When you reassign unclaimed property duties or bring in new staff to replace those who have left, it can feel as though you’re starting all over from the beginning. What can be done to more easily pass the baton from one person to the next?

Unclaimed property process sustainability

The key to easy transitioning of unclaimed property duties lies in preparation, procedures and records management.

  • Team approach. Make sure unclaimed property knowledge for your company is not held by only one person. It’s important to take a team approach, so team members can support one another under any number of circumstances. You may go so far as to assemble an unclaimed property task force with cross training that makes it possible for task force members to fill in for each other. When you lose personnel, this will help bridge the gap until a new person can be identified, hired and trained.
  • Policies and procedures. Make sure effective policies and procedures are in place for your unclaimed property team, including clear instructions for managing unclaimed property records and reporting in each cycle. For best results during the transition, create a process handbook that makes it easier to train new personnel, and make sure it’s updated regularly.
  • Introduce new personnel to all unclaimed property stakeholders and staff — anyone who touches unclaimed property issues. Make sure frontlines staff members have an opportunity to meet those who might be making leadership decisions going forward — for example, in the event of an audit. If introductions have already been made and leaders are familiar with unclaimed property personnel, it will be easier to obtain approvals in the future
  • Unclaimed property locations. Clearly identify all locations within which unclaimed property resides in your company, so new personnel does not have to start from scratch to identify stale dated property. (For more help identifying unclaimed property within your organization, consult MarketSphere’s Encyclopedia of Unclaimed Property Types.)
  • If possible, ask the previous unclaimed property staff member to train the new person before they leave. This will be easier if you have a procedures manual for unclaimed property. However, a lot can be gained from a personal description of the processes and idiosyncrasies of unclaimed property within your organization. Experienced staff can pass along informal tips and advice that is unlikely to make it into a formal manual.
  • Transition timing. Unclaimed property is not a one-time annual activity like other business functions, such as tax preparation. Regular mandated reporting times (Fall: 10/31, Spring: 3/1 through 5/1, and Summer: 6/15 through 7/1) require unclaimed property personnel to be working off and on continually during the year.
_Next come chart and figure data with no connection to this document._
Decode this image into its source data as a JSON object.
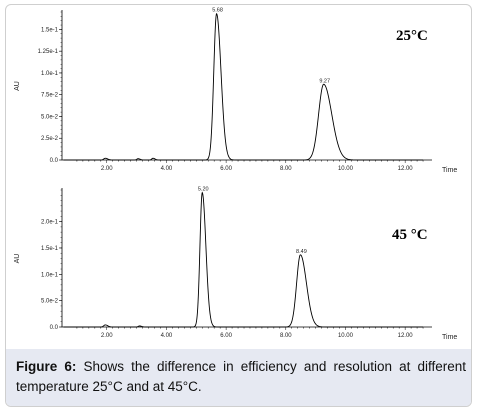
{
  "chart_data": [
    {
      "type": "line",
      "title": "",
      "annotation": "25°C",
      "xlabel": "Time",
      "ylabel": "AU",
      "xlim": [
        0.5,
        12.9
      ],
      "ylim": [
        0,
        0.17
      ],
      "x_ticks": [
        2.0,
        4.0,
        6.0,
        8.0,
        10.0,
        12.0
      ],
      "x_tick_labels": [
        "2.00",
        "4.00",
        "6.00",
        "8.00",
        "10.00",
        "12.00"
      ],
      "y_ticks": [
        0.0,
        0.025,
        0.05,
        0.075,
        0.1,
        0.125,
        0.15
      ],
      "y_tick_labels": [
        "0.0",
        "2.5e-2",
        "5.0e-2",
        "7.5e-2",
        "1.0e-1",
        "1.25e-1",
        "1.5e-1"
      ],
      "grid": false,
      "peaks": [
        {
          "x": 5.68,
          "y": 0.168,
          "label": "5.68",
          "width": 0.11
        },
        {
          "x": 9.27,
          "y": 0.087,
          "label": "9.27",
          "width": 0.2
        }
      ],
      "minor_peaks": [
        {
          "x": 1.95,
          "y": 0.002,
          "width": 0.06
        },
        {
          "x": 3.05,
          "y": 0.0015,
          "width": 0.05
        },
        {
          "x": 3.55,
          "y": 0.002,
          "width": 0.05
        }
      ]
    },
    {
      "type": "line",
      "title": "",
      "annotation": "45 °C",
      "xlabel": "Time",
      "ylabel": "AU",
      "xlim": [
        0.5,
        12.9
      ],
      "ylim": [
        0,
        0.26
      ],
      "x_ticks": [
        2.0,
        4.0,
        6.0,
        8.0,
        10.0,
        12.0
      ],
      "x_tick_labels": [
        "2.00",
        "4.00",
        "6.00",
        "8.00",
        "10.00",
        "12.00"
      ],
      "y_ticks": [
        0.0,
        0.05,
        0.1,
        0.15,
        0.2
      ],
      "y_tick_labels": [
        "0.0",
        "5.0e-2",
        "1.0e-1",
        "1.5e-1",
        "2.0e-1"
      ],
      "grid": false,
      "peaks": [
        {
          "x": 5.2,
          "y": 0.255,
          "label": "5.20",
          "width": 0.09
        },
        {
          "x": 8.49,
          "y": 0.137,
          "label": "8.49",
          "width": 0.15
        }
      ],
      "minor_peaks": [
        {
          "x": 1.95,
          "y": 0.004,
          "width": 0.06
        },
        {
          "x": 3.1,
          "y": 0.002,
          "width": 0.05
        }
      ]
    }
  ],
  "caption": {
    "figure_label": "Figure 6:",
    "text": " Shows the difference in efficiency and resolution at different temperature 25°C and at 45°C."
  }
}
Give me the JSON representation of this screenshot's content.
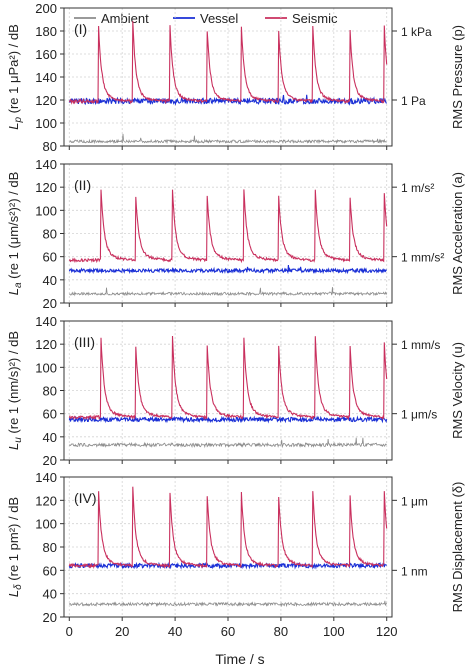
{
  "legend": {
    "placement": "top",
    "items": [
      {
        "label": "Ambient",
        "color": "#8c8c8c"
      },
      {
        "label": "Vessel",
        "color": "#1a2fd6"
      },
      {
        "label": "Seismic",
        "color": "#c9305e"
      }
    ]
  },
  "shared_x": {
    "label": "Time / s",
    "ticks": [
      0,
      20,
      40,
      60,
      80,
      100,
      120
    ],
    "xlim": [
      -2,
      122
    ]
  },
  "chart_data": [
    {
      "type": "line",
      "panel": "(I)",
      "ylabel": "L_p (re 1 μPa²) / dB",
      "ylabel_main": "L",
      "ylabel_sub": "p",
      "ylabel_rest": " (re 1 μPa²) / dB",
      "y2label": "RMS Pressure (p)",
      "ylim": [
        80,
        200
      ],
      "yticks": [
        80,
        100,
        120,
        140,
        160,
        180,
        200
      ],
      "y2ticks": [
        {
          "label": "1 kPa",
          "value": 180
        },
        {
          "label": "1 Pa",
          "value": 120
        }
      ],
      "grid": true,
      "series": [
        {
          "name": "Ambient",
          "baseline": 84,
          "noise": 1.2
        },
        {
          "name": "Vessel",
          "baseline": 119,
          "noise": 2.5
        },
        {
          "name": "Seismic",
          "baseline": 119,
          "peak": 177,
          "decay_level": 140,
          "noise": 1.5,
          "pulse_times": [
            11,
            24,
            38,
            52,
            65,
            79,
            92,
            106,
            119
          ]
        }
      ]
    },
    {
      "type": "line",
      "panel": "(II)",
      "ylabel": "L_a (re 1 (μm/s²)²) / dB",
      "ylabel_main": "L",
      "ylabel_sub": "a",
      "ylabel_rest": " (re 1 (μm/s²)²) / dB",
      "y2label": "RMS Acceleration (a)",
      "ylim": [
        20,
        140
      ],
      "yticks": [
        20,
        40,
        60,
        80,
        100,
        120,
        140
      ],
      "y2ticks": [
        {
          "label": "1 m/s²",
          "value": 120
        },
        {
          "label": "1 mm/s²",
          "value": 60
        }
      ],
      "grid": true,
      "series": [
        {
          "name": "Ambient",
          "baseline": 28,
          "noise": 1.2
        },
        {
          "name": "Vessel",
          "baseline": 48,
          "noise": 1.5
        },
        {
          "name": "Seismic",
          "baseline": 57,
          "peak": 106,
          "decay_level": 80,
          "noise": 1.2,
          "pulse_times": [
            12,
            25,
            39,
            52,
            66,
            79,
            93,
            106,
            119
          ]
        }
      ]
    },
    {
      "type": "line",
      "panel": "(III)",
      "ylabel": "L_u (re 1 (nm/s)²) / dB",
      "ylabel_main": "L",
      "ylabel_sub": "u",
      "ylabel_rest": " (re 1 (nm/s)²) / dB",
      "y2label": "RMS Velocity (u)",
      "ylim": [
        20,
        140
      ],
      "yticks": [
        20,
        40,
        60,
        80,
        100,
        120,
        140
      ],
      "y2ticks": [
        {
          "label": "1 mm/s",
          "value": 120
        },
        {
          "label": "1 μm/s",
          "value": 60
        }
      ],
      "grid": true,
      "series": [
        {
          "name": "Ambient",
          "baseline": 33,
          "noise": 1.5
        },
        {
          "name": "Vessel",
          "baseline": 55,
          "noise": 1.8
        },
        {
          "name": "Seismic",
          "baseline": 57,
          "peak": 112,
          "decay_level": 83,
          "noise": 1.3,
          "pulse_times": [
            12,
            25,
            39,
            52,
            66,
            79,
            93,
            106,
            119
          ]
        }
      ]
    },
    {
      "type": "line",
      "panel": "(IV)",
      "ylabel": "L_δ (re 1 pm²) / dB",
      "ylabel_main": "L",
      "ylabel_sub": "δ",
      "ylabel_rest": " (re 1 pm²) / dB",
      "y2label": "RMS Displacement (δ)",
      "ylim": [
        20,
        140
      ],
      "yticks": [
        20,
        40,
        60,
        80,
        100,
        120,
        140
      ],
      "y2ticks": [
        {
          "label": "1 μm",
          "value": 120
        },
        {
          "label": "1 nm",
          "value": 60
        }
      ],
      "grid": true,
      "series": [
        {
          "name": "Ambient",
          "baseline": 31,
          "noise": 1.3
        },
        {
          "name": "Vessel",
          "baseline": 64,
          "noise": 1.8
        },
        {
          "name": "Seismic",
          "baseline": 64,
          "peak": 118,
          "decay_level": 88,
          "noise": 1.3,
          "pulse_times": [
            11,
            24,
            38,
            52,
            65,
            79,
            92,
            106,
            119
          ]
        }
      ]
    }
  ]
}
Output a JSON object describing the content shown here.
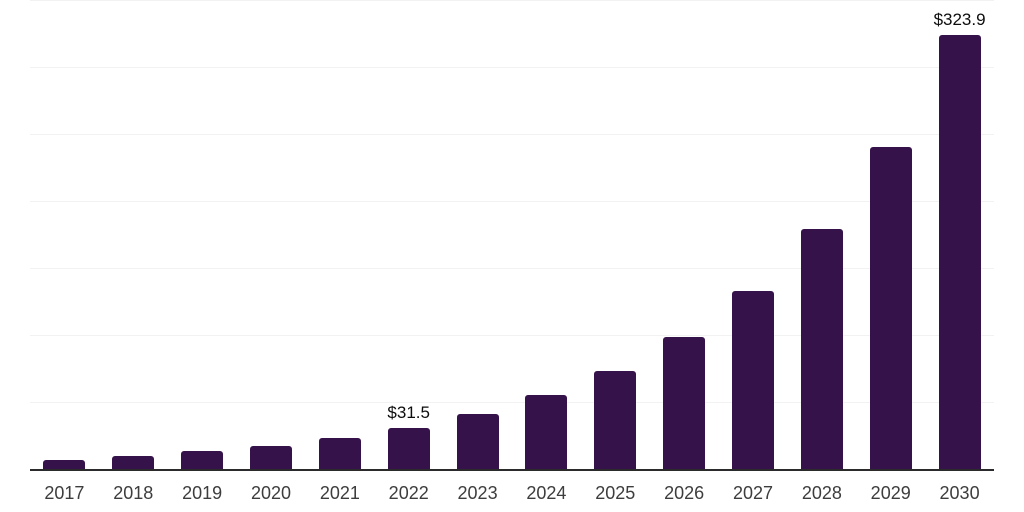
{
  "chart_data": {
    "type": "bar",
    "title": "",
    "xlabel": "",
    "ylabel": "",
    "categories": [
      "2017",
      "2018",
      "2019",
      "2020",
      "2021",
      "2022",
      "2023",
      "2024",
      "2025",
      "2026",
      "2027",
      "2028",
      "2029",
      "2030"
    ],
    "values": [
      7.5,
      10.3,
      13.9,
      18.2,
      23.8,
      31.5,
      41.8,
      55.8,
      74.1,
      99.3,
      133.0,
      179.5,
      240.2,
      323.9
    ],
    "annotations": [
      {
        "category": "2022",
        "text": "$31.5"
      },
      {
        "category": "2030",
        "text": "$323.9"
      }
    ],
    "value_prefix": "$",
    "ylim": [
      0,
      350
    ],
    "gridline_step": 50,
    "grid": true,
    "legend": false,
    "bar_color": "#351249"
  },
  "styles": {
    "background_color": "#ffffff",
    "bar_color": "#351249",
    "gridline_color": "#f2f2f2",
    "axis_line_color": "#2b2b2b",
    "year_label_color": "#3d3d3d",
    "value_label_color": "#0d0d0d"
  }
}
Inevitably, loss of a member of your unclaimed property team will result in a loss of unclaimed property experience and knowledge. For smaller companies with minimal unclaimed property staff, this can be potentially devastating to your unclaimed property program. At the very least, loss of a staff member can cause a slowing down of even the most efficient unclaimed property department. Look to your professional unclaimed property specialists to help you fill in the gaps — and maybe, in the process, even find new ways to improve efficiency and effectiveness.

Transitioning to new personnel with a complex process such as unclaimed property can be a challenge. With a little preparation, documentation and planning, this transition doesn’t have to be a source of stress for your staff.